New US Concept Melds Air, Sea and Land: The Pentagon's five-year-old Air-Sea Battle concept is undergoing a major rethink as it opens its focus to incorporate input from the land services and combatant commanders, senior Joint Staff and Navy planners told Defense News on Jan. 22.
The effort to expand the predominantly Navy and Air Force-heavy concept kicked off last fall when the Joint Chiefs made a recommendation to Chairman Gen. Martin Dempsey to open it wider to the other services.
Dubbed the Joint Concept for Access and Maneuver in the Global Commons (JAM-GC), the emerging plan "is not trying to replace Air-Sea Battle with Joint Access and Maneuver, and it's not 'throw the Air-Sea Battle concept out and start all over again,' " said Navy Capt. Terry Morris, deputy director for Air-Sea Battle in the Pentagon. "It is an understanding of the environment, and the advances we have made since 2009 when we first started with this."

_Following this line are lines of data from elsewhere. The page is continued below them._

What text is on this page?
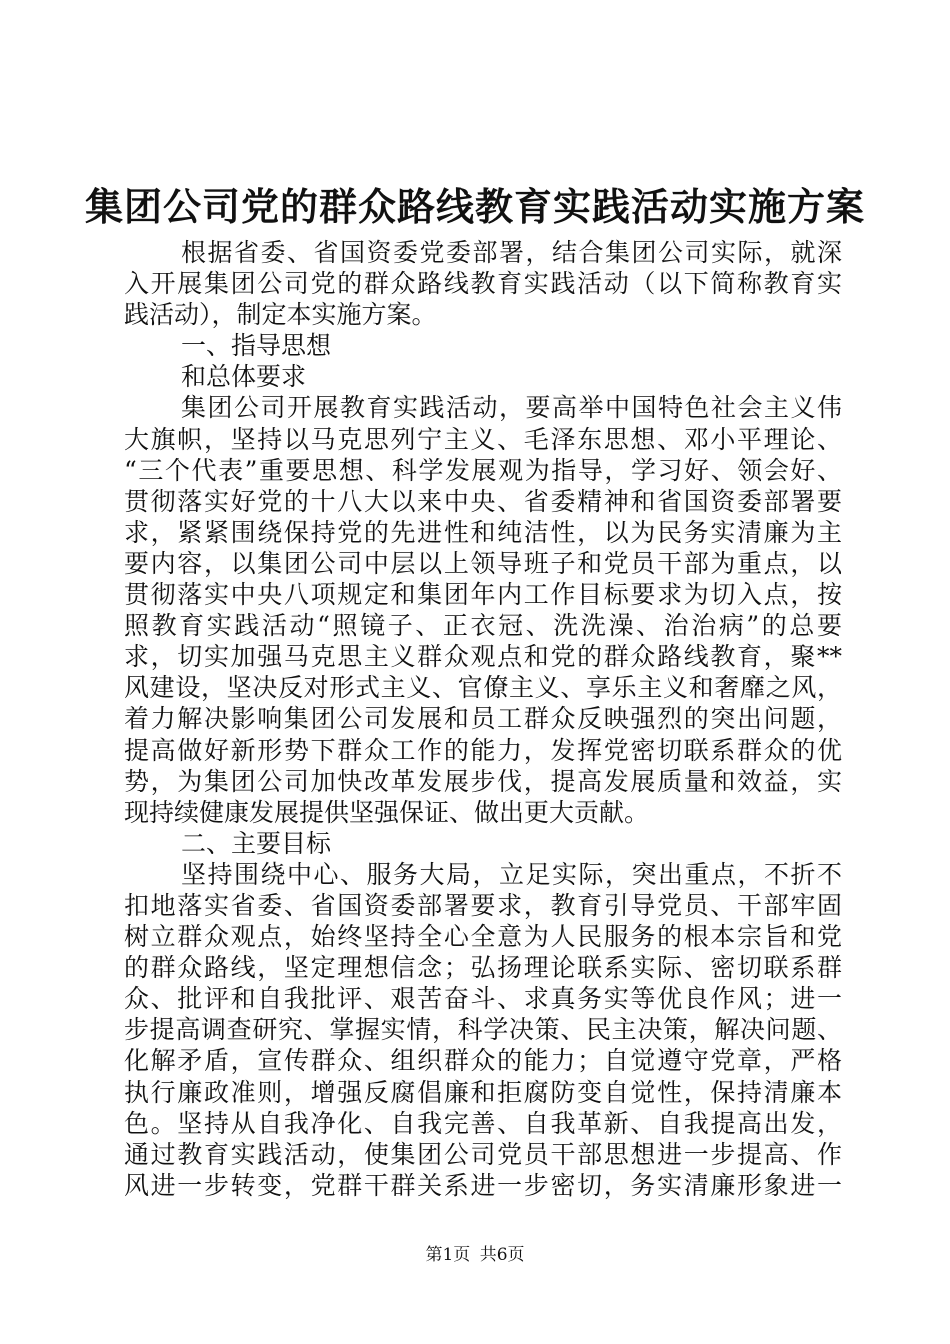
集团公司党的群众路线教育实践活动实施方案
根据省委、省国资委党委部署，结合集团公司实际，就深
入开展集团公司党的群众路线教育实践活动（以下简称教育实
践活动），制定本实施方案。
一、指导思想
和总体要求
集团公司开展教育实践活动，要高举中国特色社会主义伟
大旗帜，坚持以马克思列宁主义、毛泽东思想、邓小平理论、
“三个代表”重要思想、科学发展观为指导，学习好、领会好、
贯彻落实好党的十八大以来中央、省委精神和省国资委部署要
求，紧紧围绕保持党的先进性和纯洁性，以为民务实清廉为主
要内容，以集团公司中层以上领导班子和党员干部为重点，以
贯彻落实中央八项规定和集团年内工作目标要求为切入点，按
照教育实践活动“照镜子、正衣冠、洗洗澡、治治病”的总要
求，切实加强马克思主义群众观点和党的群众路线教育，聚**
风建设，坚决反对形式主义、官僚主义、享乐主义和奢靡之风，
着力解决影响集团公司发展和员工群众反映强烈的突出问题，
提高做好新形势下群众工作的能力，发挥党密切联系群众的优
势，为集团公司加快改革发展步伐，提高发展质量和效益，实
现持续健康发展提供坚强保证、做出更大贡献。
二、主要目标
坚持围绕中心、服务大局，立足实际，突出重点，不折不
扣地落实省委、省国资委部署要求，教育引导党员、干部牢固
树立群众观点，始终坚持全心全意为人民服务的根本宗旨和党
的群众路线，坚定理想信念；弘扬理论联系实际、密切联系群
众、批评和自我批评、艰苦奋斗、求真务实等优良作风；进一
步提高调查研究、掌握实情，科学决策、民主决策，解决问题、
化解矛盾，宣传群众、组织群众的能力；自觉遵守党章，严格
执行廉政准则，增强反腐倡廉和拒腐防变自觉性，保持清廉本
色。坚持从自我净化、自我完善、自我革新、自我提高出发，
通过教育实践活动，使集团公司党员干部思想进一步提高、作
风进一步转变，党群干群关系进一步密切，务实清廉形象进一
第1页 共6页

As part of the change, JAM-GC will be supported by the Joint Staff's Joint Force Development Office, or J7, and is expected to produce a concept paper by this fall.
The original concept for Air-Sea Battle "was focused on a smaller set of the operational access problem" than previous concept and strategic documents had, said Ric Schulz, division chief of joint concept development at the J7 office.
But the move "has opened it up and made it a little easier to create some of the change that the service chiefs" were asking for.